Congo: Le bateau de la paix affrété par MEMISA est parti
Bruxelles/Kinshasa, 5 août 2001 (APIC) « Boboto », « la paix » en lingala, c’est le nom du bateau qui a quitté Kinshasa le 31 juillet, chargé de 636 tonnes d’aide humanitaire à transporter vers des populations du Congo jusqu’ici isolées par la guerre. Le mérite de cette initiative revient à l’organisation belge MEMISA, issue de la Coopération médicale missionnaire, qui a multiplié les contacts ces derniers mois pour permettre enfin à l’aide humanitaire de traverser les frontières.
Il a en effet fallu de longs mois de négociations, tant avec le président congolais Kabila qu’avec le responsable du Front de libération du Congo, Jean-Pierre Bemba, et avec des représentants de l’ONU. Les différentes parties ont enfin donné leur feu vert pour le lancement de cette initiative unique et surtout pour le bon déroulement des opérations humanitaires qu’elle implique.
Le travail de MEMISA a bénéficié notamment de l’appui du représentant spécial du gouvernement belge Reginald Moreeels ainsi que de l’ambassade de Belgique à Kinshasa.
Le bateau parti de Kinshasa est, depuis le début des hostilités entre les parties belligérantes, le premier moyen de transport civil à pouvoir acheminer du matériel humanitaire entre les lignes de front en passant par le fleuve Congo.
636 tonnes: c’est à peu près le volume de 130 camions! Rien que des biens de première nécessité à transporter vers la province congolaise de l’Equateur, isolée de tout depuis trois ans à cause de la guerre.
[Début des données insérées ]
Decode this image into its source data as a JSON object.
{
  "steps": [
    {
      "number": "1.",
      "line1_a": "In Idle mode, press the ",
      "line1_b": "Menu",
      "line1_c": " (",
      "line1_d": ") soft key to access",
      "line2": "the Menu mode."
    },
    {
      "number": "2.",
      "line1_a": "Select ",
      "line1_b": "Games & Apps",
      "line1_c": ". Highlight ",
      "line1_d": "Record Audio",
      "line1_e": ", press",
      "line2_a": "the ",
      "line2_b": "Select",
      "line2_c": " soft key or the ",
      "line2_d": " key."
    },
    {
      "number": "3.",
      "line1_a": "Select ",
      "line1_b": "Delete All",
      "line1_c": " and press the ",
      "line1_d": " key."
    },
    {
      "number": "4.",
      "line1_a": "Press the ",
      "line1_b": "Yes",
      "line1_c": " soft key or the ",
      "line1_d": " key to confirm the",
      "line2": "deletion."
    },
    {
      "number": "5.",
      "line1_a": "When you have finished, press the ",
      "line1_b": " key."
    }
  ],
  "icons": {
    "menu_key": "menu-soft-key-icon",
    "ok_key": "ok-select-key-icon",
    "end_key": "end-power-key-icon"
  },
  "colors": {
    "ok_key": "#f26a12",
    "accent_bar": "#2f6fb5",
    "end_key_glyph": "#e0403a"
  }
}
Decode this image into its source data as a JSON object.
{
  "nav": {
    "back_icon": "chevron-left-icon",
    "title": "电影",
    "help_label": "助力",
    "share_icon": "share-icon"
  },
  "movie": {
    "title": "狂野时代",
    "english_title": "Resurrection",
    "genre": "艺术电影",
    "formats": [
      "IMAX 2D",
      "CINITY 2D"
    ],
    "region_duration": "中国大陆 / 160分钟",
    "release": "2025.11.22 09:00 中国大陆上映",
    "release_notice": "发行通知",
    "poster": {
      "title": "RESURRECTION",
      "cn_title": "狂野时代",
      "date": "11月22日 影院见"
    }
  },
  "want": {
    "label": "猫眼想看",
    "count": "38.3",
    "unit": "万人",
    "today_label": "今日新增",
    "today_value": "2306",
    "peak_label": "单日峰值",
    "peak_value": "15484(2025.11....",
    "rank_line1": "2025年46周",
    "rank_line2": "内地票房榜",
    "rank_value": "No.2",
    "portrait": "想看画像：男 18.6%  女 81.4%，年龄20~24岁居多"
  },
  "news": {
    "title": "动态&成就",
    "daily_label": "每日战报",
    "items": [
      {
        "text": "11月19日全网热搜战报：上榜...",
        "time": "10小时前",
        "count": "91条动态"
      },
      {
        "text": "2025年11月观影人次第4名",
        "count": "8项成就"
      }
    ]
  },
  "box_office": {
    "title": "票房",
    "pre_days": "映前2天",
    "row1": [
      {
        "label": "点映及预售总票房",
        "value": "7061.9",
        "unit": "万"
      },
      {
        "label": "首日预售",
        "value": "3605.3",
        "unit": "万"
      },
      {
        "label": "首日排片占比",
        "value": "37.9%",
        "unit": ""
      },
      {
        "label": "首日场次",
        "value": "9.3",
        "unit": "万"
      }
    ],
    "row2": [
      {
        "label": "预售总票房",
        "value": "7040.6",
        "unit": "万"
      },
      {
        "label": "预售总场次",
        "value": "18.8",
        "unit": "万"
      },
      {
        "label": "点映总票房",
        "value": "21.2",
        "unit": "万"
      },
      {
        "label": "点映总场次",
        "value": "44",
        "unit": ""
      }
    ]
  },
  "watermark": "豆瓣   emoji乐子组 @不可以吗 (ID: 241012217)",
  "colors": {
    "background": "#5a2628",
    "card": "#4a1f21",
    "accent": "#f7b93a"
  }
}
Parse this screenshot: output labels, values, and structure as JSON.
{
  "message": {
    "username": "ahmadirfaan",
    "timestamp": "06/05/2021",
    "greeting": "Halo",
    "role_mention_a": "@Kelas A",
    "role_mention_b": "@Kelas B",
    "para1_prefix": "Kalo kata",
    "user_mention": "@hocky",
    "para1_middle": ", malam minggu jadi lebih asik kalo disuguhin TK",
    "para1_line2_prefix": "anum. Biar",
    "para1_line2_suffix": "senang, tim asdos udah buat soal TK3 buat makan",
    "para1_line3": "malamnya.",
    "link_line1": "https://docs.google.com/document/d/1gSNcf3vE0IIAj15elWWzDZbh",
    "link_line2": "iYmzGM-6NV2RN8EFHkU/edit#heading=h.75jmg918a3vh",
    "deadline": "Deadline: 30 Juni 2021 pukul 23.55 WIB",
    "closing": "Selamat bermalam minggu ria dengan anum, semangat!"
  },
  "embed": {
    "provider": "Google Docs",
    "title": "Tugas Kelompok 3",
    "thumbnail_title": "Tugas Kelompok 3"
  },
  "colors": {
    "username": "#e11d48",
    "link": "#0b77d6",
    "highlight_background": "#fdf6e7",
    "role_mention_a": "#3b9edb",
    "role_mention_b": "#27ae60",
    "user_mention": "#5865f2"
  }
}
La cargaison du « Boboto » comprend des moyens médicaux (médicaments, matériel médical, perfusions), des vélos, des vêtements, du matériel scolaire (depuis les cahiers jusqu’aux tableaux), du sel iodé pour lutté contre les affections de la thyroïde, du matériel agricole, du matériel pour l’entretien des routes, du carburant…
Le bateau va effectué en deux semaines un périple de 1’250 kilomètres en suivant le fleuve Congo, la rivière Oubangui et le Lua pour atteindre Mogalo, un petit port à une centaine de kilomètres de Gemena, au nord du pays.
Une embarcation beaucoup plus modeste accompagne le bateau de la paix. A bord de cette embarcation: quelques observateurs de la Mission de l’ONU au Congo (MONUC).
Maïs au retour
A son retour, le bateau rapportera à Kinshasa mille tonnes de maïs qui attendent depuis longtemps d’être acheminées vers la capitale, mais n’ont pu l’être à cause des obstacles mis jusqu’ici à la navigation sur le fleuve Congo. Cette récolte de maïs sera partagée entre les groupes les plus vulnérables de la capitale par le biais d’un réseau de centres nutritionnels, de paroisses et d’équipes médicales.
A Kinshasa, le manque de nourriture est évalué à un million de tonnes par an. Pour MEMISA, « ce projet n’est pas seulement une réponse à un urgent besoin humanitaire, tant du côté gouvernemental que du côté rebelle d’un Congo déchiré. C’est aussi une manière de relancer toute une activité économique ». Le projet, souligne l’organisation humanitaire belge, prend également en compte l’unité du peuple congolais et « espère concrétiser son souhait: que la réouverture des voies commerciales apporte une paix durable! ». (apic/cip/pr)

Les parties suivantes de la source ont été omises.